Banco Master pagou R$ 33 milhões a ex-diretora ligada a Gilmar Mendes, aponta PF

Por Revista Formosa
Documentos de uma auditoria interna realizada pelo Banco Regional de Brasília (BRB) e apreendidos pela Polícia Federal apontam que o Banco Master, controlado pelo empresário Daniel Vorcaro, pagou R$ 33 milhões, em 2024, ao escritório Alves Corrêa, da advogada Dalide Corrêa.
As informações foram divulgadas nesta quinta-feira (17).
Dalide Corrêa já ocupou o cargo de diretora do Instituto Brasileiro de Desenvolvimento, Ensino e Pesquisa (IDP), instituição fundada pelo ministro Gilmar Mendes, do Supremo Tribunal Federal (STF).
Segundo os documentos, o pagamento chamou a atenção dentro de uma auditoria que analisou os gastos do banco com serviços jurídicos.
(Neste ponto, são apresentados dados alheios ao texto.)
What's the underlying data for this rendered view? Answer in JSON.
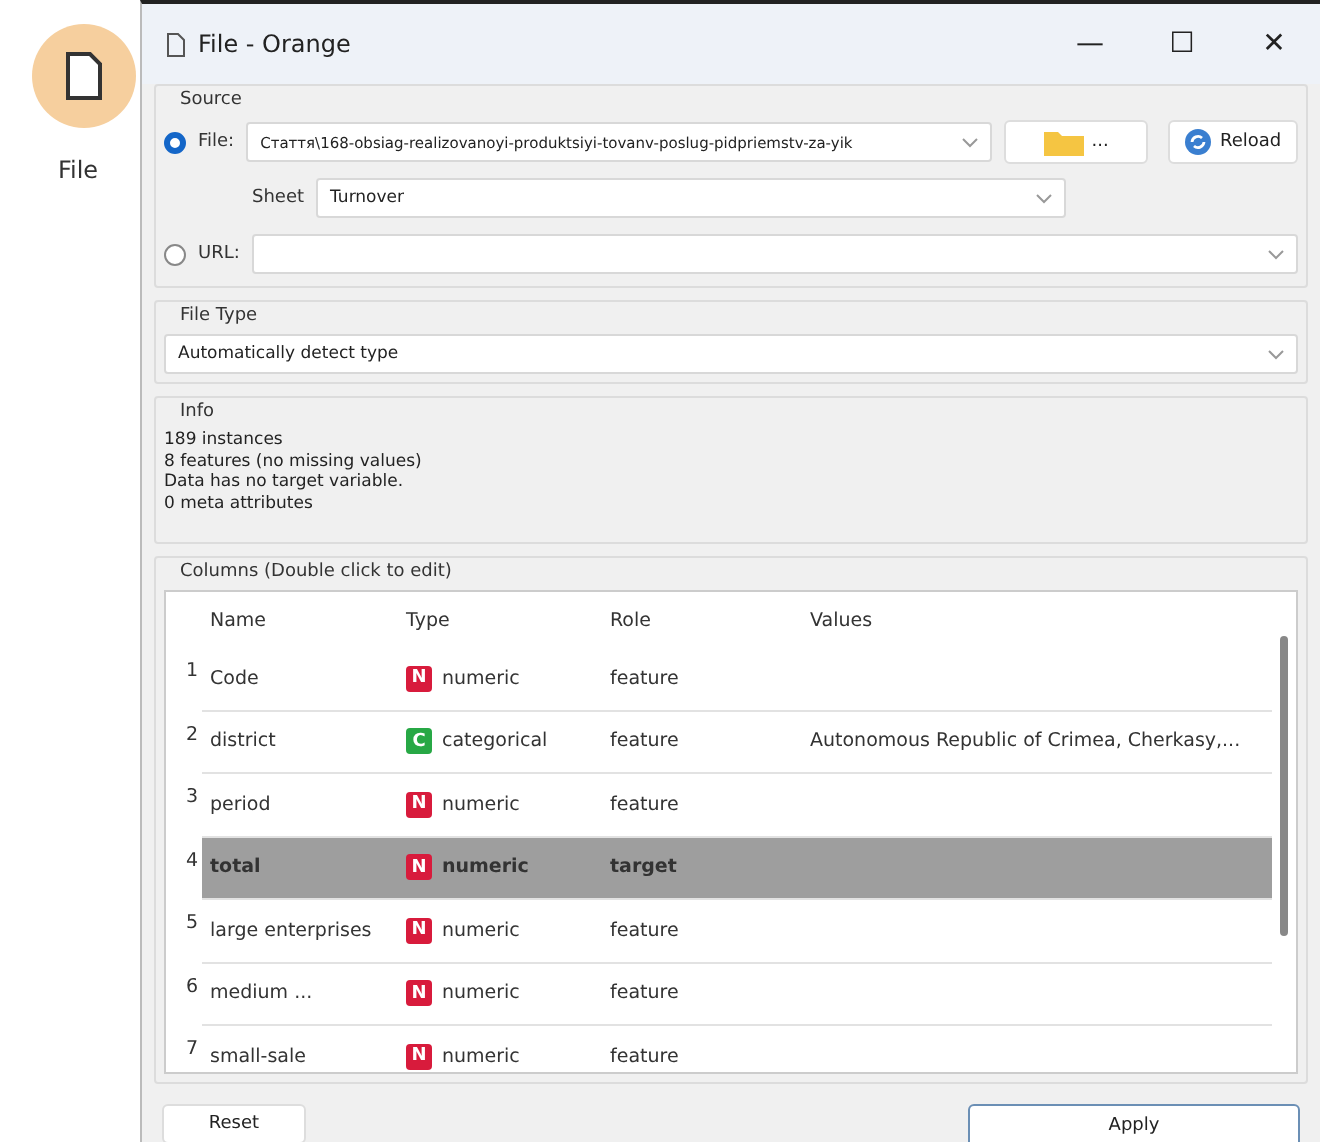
{
  "canvas_node": {
    "label": "File"
  },
  "window": {
    "title": "File - Orange",
    "controls": [
      "—",
      "☐",
      "✕"
    ]
  },
  "source": {
    "title": "Source",
    "file": {
      "label": "File:",
      "selected": true,
      "value": "Стаття\\168-obsiag-realizovanoyi-produktsiyi-tovanv-poslug-pidpriemstv-za-yik",
      "browse": "...",
      "reload": "Reload"
    },
    "sheet": {
      "label": "Sheet",
      "value": "Turnover"
    },
    "url": {
      "label": "URL:",
      "selected": false
    }
  },
  "file_type": {
    "title": "File Type",
    "value": "Automatically detect type"
  },
  "info": {
    "title": "Info",
    "lines": [
      "189 instances",
      "8 features (no missing values)",
      "Data has no target variable.",
      "0 meta attributes"
    ]
  },
  "columns": {
    "title": "Columns (Double click to edit)",
    "headers": [
      "Name",
      "Type",
      "Role",
      "Values"
    ],
    "rows": [
      {
        "index": "1",
        "name": "Code",
        "badge": "N",
        "color": "#d81b3c",
        "type": "numeric",
        "role": "feature",
        "values": "",
        "selected": false
      },
      {
        "index": "2",
        "name": "district",
        "badge": "C",
        "color": "#27a845",
        "type": "categorical",
        "role": "feature",
        "values": "Autonomous Republic of Crimea, Cherkasy,...",
        "selected": false
      },
      {
        "index": "3",
        "name": "period",
        "badge": "N",
        "color": "#d81b3c",
        "type": "numeric",
        "role": "feature",
        "values": "",
        "selected": false
      },
      {
        "index": "4",
        "name": "total",
        "badge": "N",
        "color": "#d81b3c",
        "type": "numeric",
        "role": "target",
        "values": "",
        "selected": true
      },
      {
        "index": "5",
        "name": "large enterprises",
        "badge": "N",
        "color": "#d81b3c",
        "type": "numeric",
        "role": "feature",
        "values": "",
        "selected": false
      },
      {
        "index": "6",
        "name": "medium ...",
        "badge": "N",
        "color": "#d81b3c",
        "type": "numeric",
        "role": "feature",
        "values": "",
        "selected": false
      },
      {
        "index": "7",
        "name": "small-sale",
        "badge": "N",
        "color": "#d81b3c",
        "type": "numeric",
        "role": "feature",
        "values": "",
        "selected": false
      }
    ]
  },
  "buttons": {
    "reset": "Reset",
    "apply": "Apply"
  }
}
Master gastou R$ 215 milhões com escritórios
De acordo com o material localizado pela PF, o Banco Master desembolsou R$ 215 milhões com escritórios de advocacia em 2024. O valor representa um aumento expressivo em relação aos R$ 76 milhões registrados no ano anterior.
Entre os maiores pagamentos identificados estão os R$ 40 milhões destinados ao escritório Barci de Moraes, da advogada Viviane Barci de Moraes, esposa do ministro Alexandre de Moraes, e os R$ 33 milhões pagos ao escritório Alves Corrêa, de Dalide Corrêa.
A auditoria apontou que era necessário compreender qual seria o padrão considerado habitual para despesas jurídicas e qual impacto esses valores poderiam representar nas contas do banco. Segundo o documento, a administração do Master não havia informado qual seria o patamar usual desse tipo de gasto.
Advogada foi citada como "canal direto com o STF"
Além dos registros financeiros, a Polícia Federal encontrou conversas entre executivos do Banco Master nas quais Dalide Corrêa é mencionada.
Em uma das mensagens, o diretor financeiro do banco, Ângelo Ribeiro, orienta Alberto Félix, superintendente executivo de Tesouraria, a efetuar um pagamento ao escritório da advogada. Na conversa, a despesa é descrita como relacionada a um "canal direto com o STF".
Apesar da referência encontrada nas mensagens, os diálogos não citam Gilmar Mendes nem outro ministro do Supremo em relação ao pagamento.
A PF também não apontou, até o momento, conclusão sobre eventual irregularidade na prestação dos serviços jurídicos contratados pelo Master. Os documentos continuam sendo analisados pelos investigadores.
Dalide Corrêa nega atuação no STF pelo Master
Em manifestação divulgada após a revelação dos documentos, Dalide Corrêa negou ter atuado para o Banco Master no Supremo Tribunal Federal.
A advogada afirmou que não procurou ministros da Corte para tratar de assuntos relacionados ao banco.
Segundo sua versão, seu trabalho esteve restrito a processos judiciais que já eram conduzidos para empresas que venderam créditos ao Master e que posteriormente foram sucedidas pela instituição financeira nas ações.
Ainda de acordo com a defesa, esses processos tramitaram em primeira e segunda instâncias, e não no STF.
Relação com Gilmar Mendes
Dalide Corrêa foi diretora do IDP, instituição fundada por Gilmar Mendes.
Os dois se afastaram em 2017, após desentendimentos relacionados à administração da instituição.
Procurado por meio da assessoria do Supremo, Gilmar Mendes não comentou os documentos.
Pagamento ao escritório da esposa de Alexandre de Moraes
A mesma auditoria também registrou um pagamento de R$ 40 milhões ao escritório Barci de Moraes, ligado à advogada Viviane Barci de Moraes, esposa do ministro Alexandre de Moraes.
Os contratos e pagamentos envolvendo escritórios ligados a pessoas próximas a integrantes do STF passaram a ser analisados no contexto das investigações sobre o Banco Master e Daniel Vorcaro.
O caso faz parte de um conjunto maior de documentos e informações que vieram a público após o levantamento de sigilo de materiais relacionados às investigações do Banco Master.
O STF liberou, em setembro, 25,3 GB de documentos, vídeos e áudios relacionados a diferentes procedimentos envolvendo o caso.